While she was on the ground, the male suspect “doused the woman with a liquid and set her on fire,” Porterie said.
“As it stands, we can assume that the perpetrator shot the victim and that the victim was still alive when he immolated her,” Porterie said.
The prosecutor named the victim as Chahinez B., and her vicious killing has sparked fury in France.
Police arrested her estranged husband, identified as Mounir B., shortly after the incident on Tuesday, according to the prosecutor. Porterie told reporters the man had seven previous convictions, including a charge last year for spousal violence in the presence of a minor.
He served a brief sentence in prison but was released in December, and was ordered not to have any contact with his wife, Porterie said.
However, the man admitted having contacted his estranged wife several times and she filed a complaint of aggression against him in March, the prosecutor said.
The prosecutor alleges he believed Chahinez was cheating on him, and “decided to punish [her] for the endured sufferings,” without intending to kill her. He has been charged with voluntary homicide and other charges relating to the fire, Porterie said. The woman’s house was partially burned down during the altercation, the prosecutor said. CNN has been unable to contact the suspect’s lawyer.
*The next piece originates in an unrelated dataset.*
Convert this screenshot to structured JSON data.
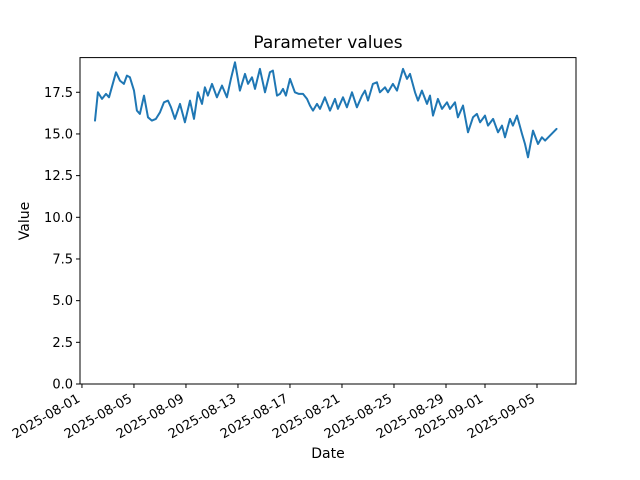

People gathered in Mérignac to pay tribute to Chahinez, and politicians have condemned the killing, but there is rising anger across the political spectrum over the incident.
Right-wing National Front politician Bruno Gollnisch called the suspect’s early release from prison a “dramatic failure.” Government minister Marlene Schiappa visited the scene of the incident on Thursday, where she met with police.
“Horrified by this heinous crime, I extend my sincere support to the family of the victim,” she wrote on Wednesday. “The fight against domestic violence and femicides continues.”
And women’s rights group Fondation des Femmes called for the “immediate confiscation” of weapons from men who have convictions for domestic violence.Femicides — the intentional killing of women based on their gender — have prompted protests in France in recent years. Despite a fall in numbers last year, widely attributed to the Covid-19 pandemic, there have already been 39 such killings this year in the country, according to Fondation des Femmes.
In 2019 tens of thousands of protesters took to the streets of French cities urging new measures to tackle the problem. Schiappa told CNN at the time that “French society is deeply sexist and it’s difficult to make it evolve.”